I’m not fluent in reading it, but by diffing the two versions, it’s not immediately obvious why one would be slower than the other. The slow one has some more load instructions with addrspace(3) on them, whereas the fast one has more calls into alloca (?) and llvm.memcpy.p0i8.p3i8.i64. Ok I guess? The alloca calls are probably not “real” calls; they just end up marking up how much of thread local space will get needed after all inlining. Memcpy probably ends up being a bunch of moves in exactly once place, so if GPU has any sort of load coalescing, then that gets used there. Or that’s my theory for “why faster”.

So Metal takeaways might be:

  1. By-value instead of by-const-reference things might be much more efficient.
  2. Metal bytecode is “just” LLVM IR, so peeking into that with llvm-dis can be useful.
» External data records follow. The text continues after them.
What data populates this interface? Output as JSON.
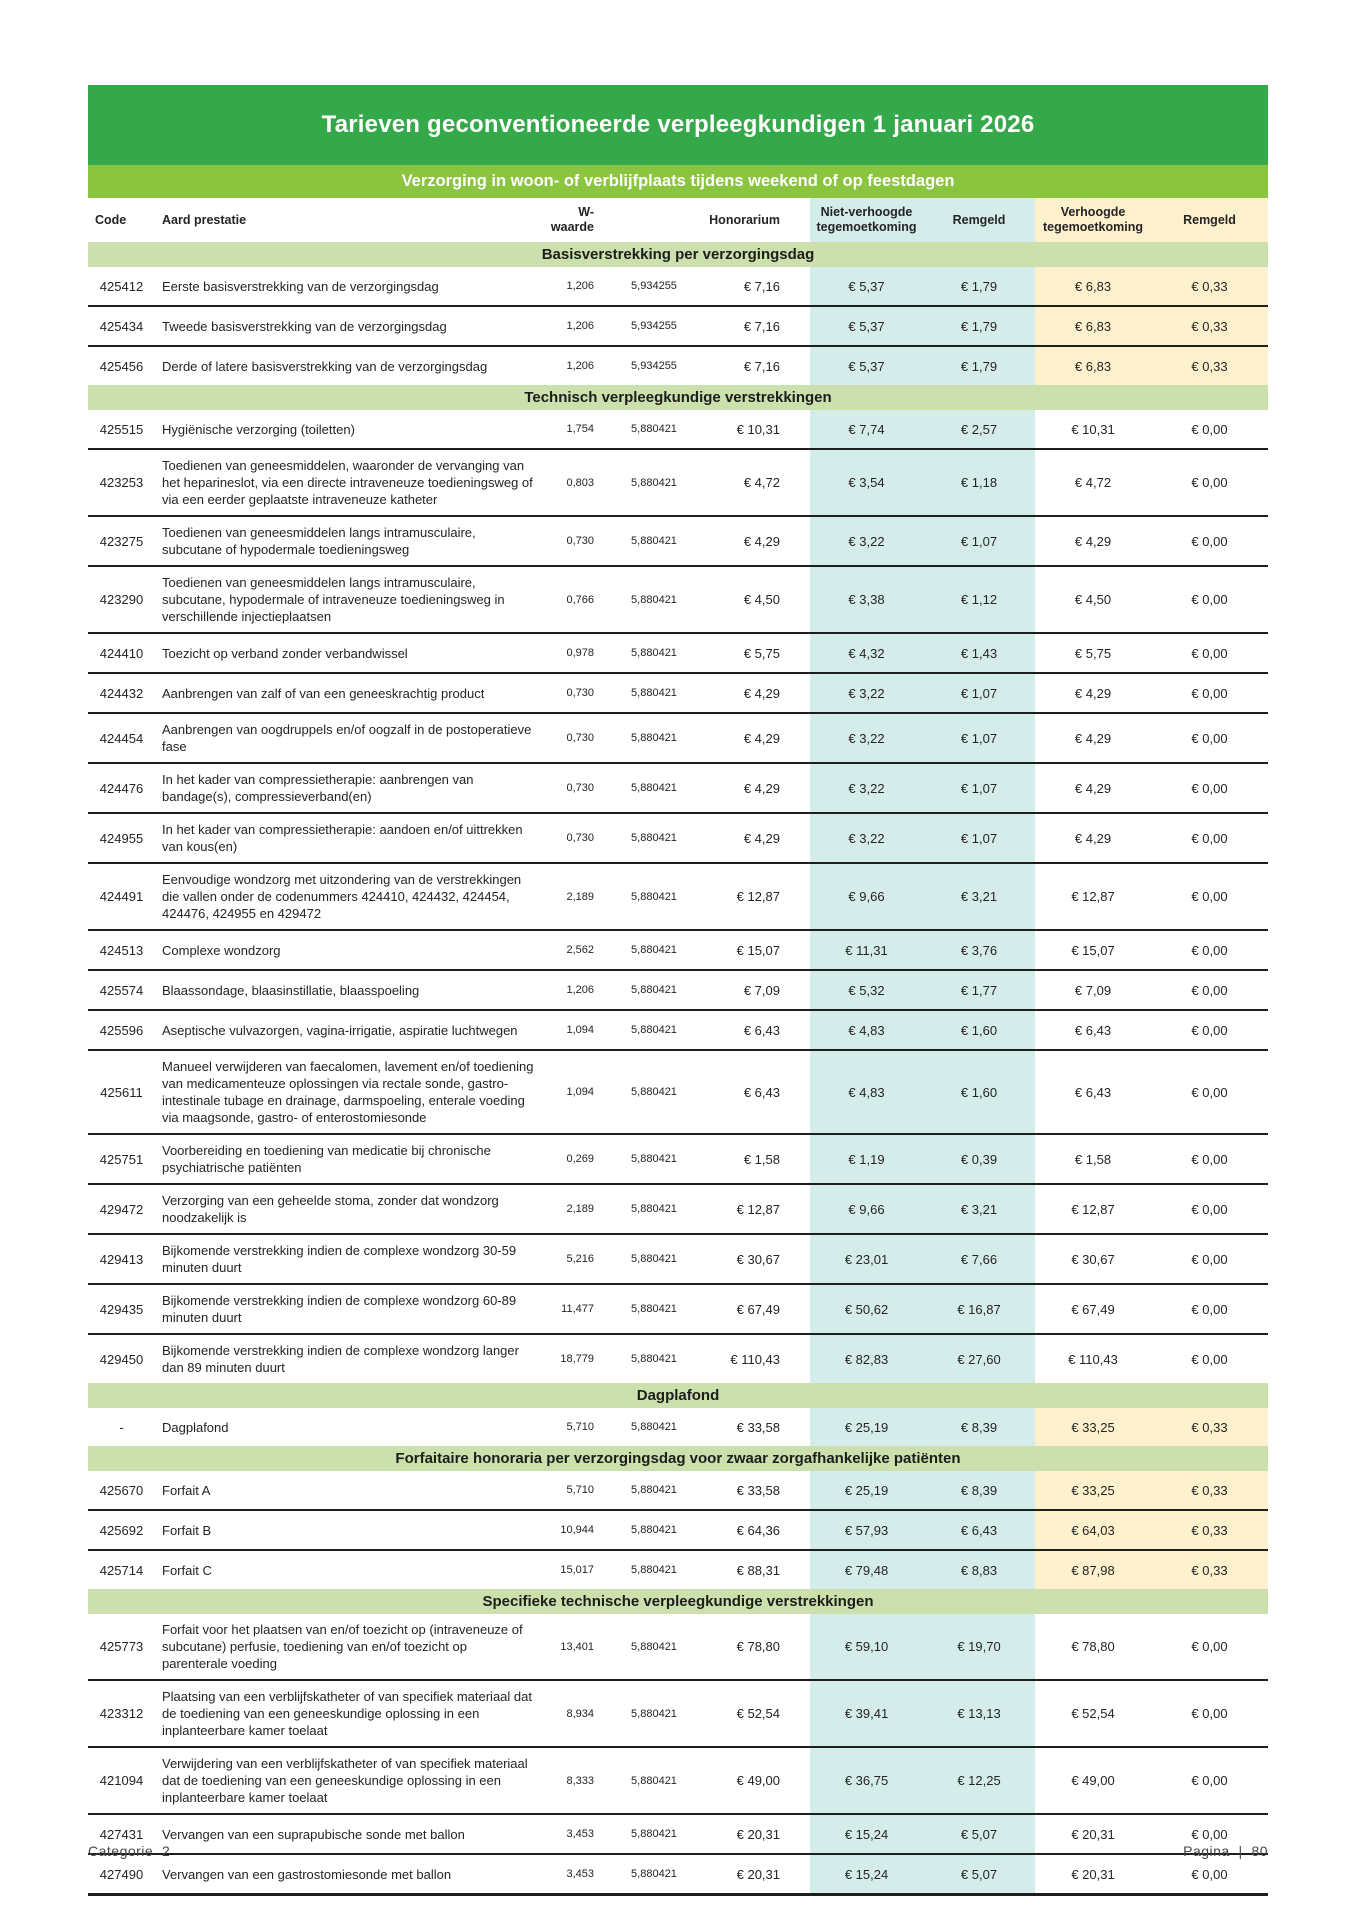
{
  "document": {
    "title": "Tarieven geconventioneerde verpleegkundigen 1 januari 2026",
    "subtitle": "Verzorging in woon- of verblijfplaats tijdens weekend of op feestdagen",
    "footer_left": "Categorie  2",
    "footer_right": "Pagina  |  80"
  },
  "colors": {
    "title_green": "#35a94a",
    "sub_green": "#8bc53f",
    "section_green": "#cbe0ac",
    "band_blue": "#d4edeb",
    "band_yellow": "#fdf1cd"
  },
  "table": {
    "columns": [
      {
        "key": "code",
        "label": "Code"
      },
      {
        "key": "desc",
        "label": "Aard prestatie"
      },
      {
        "key": "w",
        "label": "W-waarde"
      },
      {
        "key": "factor",
        "label": ""
      },
      {
        "key": "hon",
        "label": "Honorarium"
      },
      {
        "key": "niet",
        "label": "Niet-verhoogde tegemoetkoming"
      },
      {
        "key": "rem1",
        "label": "Remgeld"
      },
      {
        "key": "verh",
        "label": "Verhoogde tegemoetkoming"
      },
      {
        "key": "rem2",
        "label": "Remgeld"
      }
    ],
    "sections": [
      {
        "header": "Basisverstrekking per verzorgingsdag",
        "rows": [
          {
            "code": "425412",
            "desc": "Eerste basisverstrekking van de verzorgingsdag",
            "w": "1,206",
            "factor": "5,934255",
            "hon": "€ 7,16",
            "niet": "€ 5,37",
            "rem1": "€ 1,79",
            "verh": "€ 6,83",
            "rem2": "€ 0,33",
            "hl": true
          },
          {
            "code": "425434",
            "desc": "Tweede basisverstrekking van de verzorgingsdag",
            "w": "1,206",
            "factor": "5,934255",
            "hon": "€ 7,16",
            "niet": "€ 5,37",
            "rem1": "€ 1,79",
            "verh": "€ 6,83",
            "rem2": "€ 0,33",
            "hl": true
          },
          {
            "code": "425456",
            "desc": "Derde of latere basisverstrekking van de verzorgingsdag",
            "w": "1,206",
            "factor": "5,934255",
            "hon": "€ 7,16",
            "niet": "€ 5,37",
            "rem1": "€ 1,79",
            "verh": "€ 6,83",
            "rem2": "€ 0,33",
            "hl": true
          }
        ]
      },
      {
        "header": "Technisch verpleegkundige verstrekkingen",
        "rows": [
          {
            "code": "425515",
            "desc": "Hygiënische verzorging (toiletten)",
            "w": "1,754",
            "factor": "5,880421",
            "hon": "€ 10,31",
            "niet": "€ 7,74",
            "rem1": "€ 2,57",
            "verh": "€ 10,31",
            "rem2": "€ 0,00",
            "hl": false
          },
          {
            "code": "423253",
            "desc": "Toedienen van geneesmiddelen, waaronder de vervanging van het heparineslot, via een directe intraveneuze toedieningsweg of via een eerder geplaatste intraveneuze katheter",
            "w": "0,803",
            "factor": "5,880421",
            "hon": "€ 4,72",
            "niet": "€ 3,54",
            "rem1": "€ 1,18",
            "verh": "€ 4,72",
            "rem2": "€ 0,00",
            "hl": false
          },
          {
            "code": "423275",
            "desc": "Toedienen van geneesmiddelen langs intramusculaire, subcutane of hypodermale toedieningsweg",
            "w": "0,730",
            "factor": "5,880421",
            "hon": "€ 4,29",
            "niet": "€ 3,22",
            "rem1": "€ 1,07",
            "verh": "€ 4,29",
            "rem2": "€ 0,00",
            "hl": false
          },
          {
            "code": "423290",
            "desc": "Toedienen van geneesmiddelen langs intramusculaire, subcutane, hypodermale of intraveneuze toedieningsweg in verschillende injectieplaatsen",
            "w": "0,766",
            "factor": "5,880421",
            "hon": "€ 4,50",
            "niet": "€ 3,38",
            "rem1": "€ 1,12",
            "verh": "€ 4,50",
            "rem2": "€ 0,00",
            "hl": false
          },
          {
            "code": "424410",
            "desc": "Toezicht op verband zonder verbandwissel",
            "w": "0,978",
            "factor": "5,880421",
            "hon": "€ 5,75",
            "niet": "€ 4,32",
            "rem1": "€ 1,43",
            "verh": "€ 5,75",
            "rem2": "€ 0,00",
            "hl": false
          },
          {
            "code": "424432",
            "desc": "Aanbrengen van zalf of van een geneeskrachtig product",
            "w": "0,730",
            "factor": "5,880421",
            "hon": "€ 4,29",
            "niet": "€ 3,22",
            "rem1": "€ 1,07",
            "verh": "€ 4,29",
            "rem2": "€ 0,00",
            "hl": false
          },
          {
            "code": "424454",
            "desc": "Aanbrengen van oogdruppels en/of oogzalf in de postoperatieve fase",
            "w": "0,730",
            "factor": "5,880421",
            "hon": "€ 4,29",
            "niet": "€ 3,22",
            "rem1": "€ 1,07",
            "verh": "€ 4,29",
            "rem2": "€ 0,00",
            "hl": false
          },
          {
            "code": "424476",
            "desc": "In het kader van compressietherapie: aanbrengen van bandage(s), compressieverband(en)",
            "w": "0,730",
            "factor": "5,880421",
            "hon": "€ 4,29",
            "niet": "€ 3,22",
            "rem1": "€ 1,07",
            "verh": "€ 4,29",
            "rem2": "€ 0,00",
            "hl": false
          },
          {
            "code": "424955",
            "desc": "In het kader van compressietherapie: aandoen en/of uittrekken van kous(en)",
            "w": "0,730",
            "factor": "5,880421",
            "hon": "€ 4,29",
            "niet": "€ 3,22",
            "rem1": "€ 1,07",
            "verh": "€ 4,29",
            "rem2": "€ 0,00",
            "hl": false
          },
          {
            "code": "424491",
            "desc": "Eenvoudige wondzorg met uitzondering van de verstrekkingen die vallen onder de codenummers 424410, 424432, 424454, 424476, 424955 en 429472",
            "w": "2,189",
            "factor": "5,880421",
            "hon": "€ 12,87",
            "niet": "€ 9,66",
            "rem1": "€ 3,21",
            "verh": "€ 12,87",
            "rem2": "€ 0,00",
            "hl": false
          },
          {
            "code": "424513",
            "desc": "Complexe wondzorg",
            "w": "2,562",
            "factor": "5,880421",
            "hon": "€ 15,07",
            "niet": "€ 11,31",
            "rem1": "€ 3,76",
            "verh": "€ 15,07",
            "rem2": "€ 0,00",
            "hl": false
          },
          {
            "code": "425574",
            "desc": "Blaassondage, blaasinstillatie, blaasspoeling",
            "w": "1,206",
            "factor": "5,880421",
            "hon": "€ 7,09",
            "niet": "€ 5,32",
            "rem1": "€ 1,77",
            "verh": "€ 7,09",
            "rem2": "€ 0,00",
            "hl": false
          },
          {
            "code": "425596",
            "desc": "Aseptische vulvazorgen, vagina-irrigatie, aspiratie luchtwegen",
            "w": "1,094",
            "factor": "5,880421",
            "hon": "€ 6,43",
            "niet": "€ 4,83",
            "rem1": "€ 1,60",
            "verh": "€ 6,43",
            "rem2": "€ 0,00",
            "hl": false
          },
          {
            "code": "425611",
            "desc": "Manueel verwijderen van faecalomen, lavement en/of toediening van medicamenteuze oplossingen via rectale sonde, gastro-intestinale tubage en drainage, darmspoeling, enterale voeding via maagsonde, gastro- of enterostomiesonde",
            "w": "1,094",
            "factor": "5,880421",
            "hon": "€ 6,43",
            "niet": "€ 4,83",
            "rem1": "€ 1,60",
            "verh": "€ 6,43",
            "rem2": "€ 0,00",
            "hl": false
          },
          {
            "code": "425751",
            "desc": "Voorbereiding en toediening van medicatie bij chronische psychiatrische patiënten",
            "w": "0,269",
            "factor": "5,880421",
            "hon": "€ 1,58",
            "niet": "€ 1,19",
            "rem1": "€ 0,39",
            "verh": "€ 1,58",
            "rem2": "€ 0,00",
            "hl": false
          },
          {
            "code": "429472",
            "desc": "Verzorging van een geheelde stoma, zonder dat wondzorg noodzakelijk is",
            "w": "2,189",
            "factor": "5,880421",
            "hon": "€ 12,87",
            "niet": "€ 9,66",
            "rem1": "€ 3,21",
            "verh": "€ 12,87",
            "rem2": "€ 0,00",
            "hl": false
          },
          {
            "code": "429413",
            "desc": "Bijkomende verstrekking indien de complexe wondzorg 30-59 minuten duurt",
            "w": "5,216",
            "factor": "5,880421",
            "hon": "€ 30,67",
            "niet": "€ 23,01",
            "rem1": "€ 7,66",
            "verh": "€ 30,67",
            "rem2": "€ 0,00",
            "hl": false
          },
          {
            "code": "429435",
            "desc": "Bijkomende verstrekking indien de complexe wondzorg 60-89 minuten duurt",
            "w": "11,477",
            "factor": "5,880421",
            "hon": "€ 67,49",
            "niet": "€ 50,62",
            "rem1": "€ 16,87",
            "verh": "€ 67,49",
            "rem2": "€ 0,00",
            "hl": false
          },
          {
            "code": "429450",
            "desc": "Bijkomende verstrekking indien de complexe wondzorg langer dan 89 minuten duurt",
            "w": "18,779",
            "factor": "5,880421",
            "hon": "€ 110,43",
            "niet": "€ 82,83",
            "rem1": "€ 27,60",
            "verh": "€ 110,43",
            "rem2": "€ 0,00",
            "hl": false
          }
        ]
      },
      {
        "header": "Dagplafond",
        "rows": [
          {
            "code": "-",
            "desc": "Dagplafond",
            "w": "5,710",
            "factor": "5,880421",
            "hon": "€ 33,58",
            "niet": "€ 25,19",
            "rem1": "€ 8,39",
            "verh": "€ 33,25",
            "rem2": "€ 0,33",
            "hl": true
          }
        ]
      },
      {
        "header": "Forfaitaire honoraria per verzorgingsdag voor zwaar zorgafhankelijke patiënten",
        "rows": [
          {
            "code": "425670",
            "desc": "Forfait A",
            "w": "5,710",
            "factor": "5,880421",
            "hon": "€ 33,58",
            "niet": "€ 25,19",
            "rem1": "€ 8,39",
            "verh": "€ 33,25",
            "rem2": "€ 0,33",
            "hl": true
          },
          {
            "code": "425692",
            "desc": "Forfait B",
            "w": "10,944",
            "factor": "5,880421",
            "hon": "€ 64,36",
            "niet": "€ 57,93",
            "rem1": "€ 6,43",
            "verh": "€ 64,03",
            "rem2": "€ 0,33",
            "hl": true
          },
          {
            "code": "425714",
            "desc": "Forfait C",
            "w": "15,017",
            "factor": "5,880421",
            "hon": "€ 88,31",
            "niet": "€ 79,48",
            "rem1": "€ 8,83",
            "verh": "€ 87,98",
            "rem2": "€ 0,33",
            "hl": true
          }
        ]
      },
      {
        "header": "Specifieke technische verpleegkundige verstrekkingen",
        "rows": [
          {
            "code": "425773",
            "desc": "Forfait voor het plaatsen van en/of toezicht op (intraveneuze of subcutane) perfusie, toediening van en/of toezicht op parenterale voeding",
            "w": "13,401",
            "factor": "5,880421",
            "hon": "€ 78,80",
            "niet": "€ 59,10",
            "rem1": "€ 19,70",
            "verh": "€ 78,80",
            "rem2": "€ 0,00",
            "hl": false
          },
          {
            "code": "423312",
            "desc": "Plaatsing van een verblijfskatheter of van specifiek materiaal dat de toediening van een geneeskundige oplossing in een inplanteerbare kamer toelaat",
            "w": "8,934",
            "factor": "5,880421",
            "hon": "€ 52,54",
            "niet": "€ 39,41",
            "rem1": "€ 13,13",
            "verh": "€ 52,54",
            "rem2": "€ 0,00",
            "hl": false
          },
          {
            "code": "421094",
            "desc": "Verwijdering van een verblijfskatheter of van specifiek materiaal dat de toediening van een geneeskundige oplossing in een inplanteerbare kamer toelaat",
            "w": "8,333",
            "factor": "5,880421",
            "hon": "€ 49,00",
            "niet": "€ 36,75",
            "rem1": "€ 12,25",
            "verh": "€ 49,00",
            "rem2": "€ 0,00",
            "hl": false
          },
          {
            "code": "427431",
            "desc": "Vervangen van een suprapubische sonde met ballon",
            "w": "3,453",
            "factor": "5,880421",
            "hon": "€ 20,31",
            "niet": "€ 15,24",
            "rem1": "€ 5,07",
            "verh": "€ 20,31",
            "rem2": "€ 0,00",
            "hl": false
          },
          {
            "code": "427490",
            "desc": "Vervangen van een gastrostomiesonde met ballon",
            "w": "3,453",
            "factor": "5,880421",
            "hon": "€ 20,31",
            "niet": "€ 15,24",
            "rem1": "€ 5,07",
            "verh": "€ 20,31",
            "rem2": "€ 0,00",
            "hl": false
          }
        ]
      }
    ]
  }
}
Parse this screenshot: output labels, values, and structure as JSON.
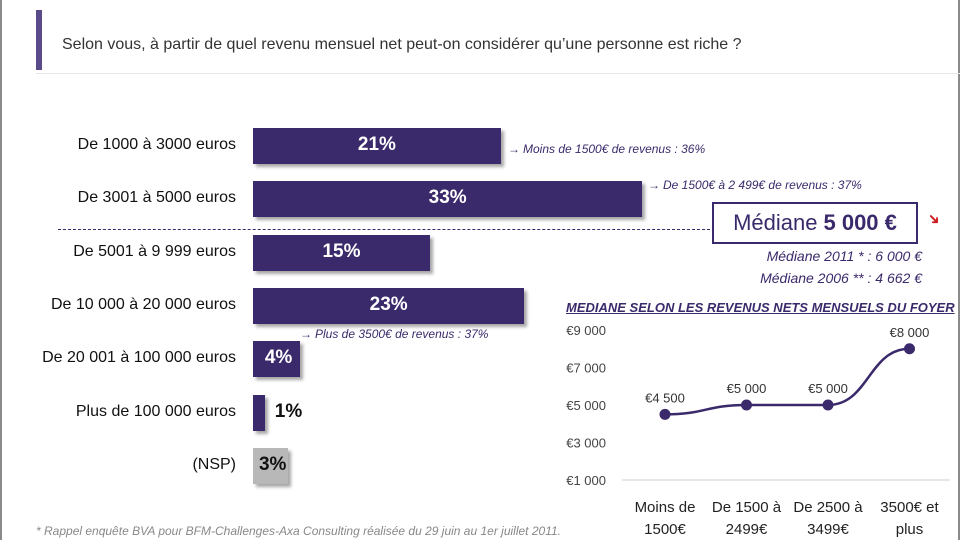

Note that this is still a machine-independent, very high level IR; you have no visibility into what the GPU driver will make of it in the end.

Current status and what’s next

So this simple change to pre-cache sphere/material/emissive data into thread group shared memory got GPU performance up to:

  • PC (GeForce 1080 Ti): 778 -> 1854 Mray/s,
  • Mac (Intel Iris Pro): 61 -> 99 Mray/s.

Which is not bad for such a simple change. Current code is over at 13-gpu-threadgroup-opt tag on github.

What’s next? I’m not sure. Maybe I should look at moving this out of “toy” stage and add bounding volume hierarchy & triangle meshes support? Narrator: he did not.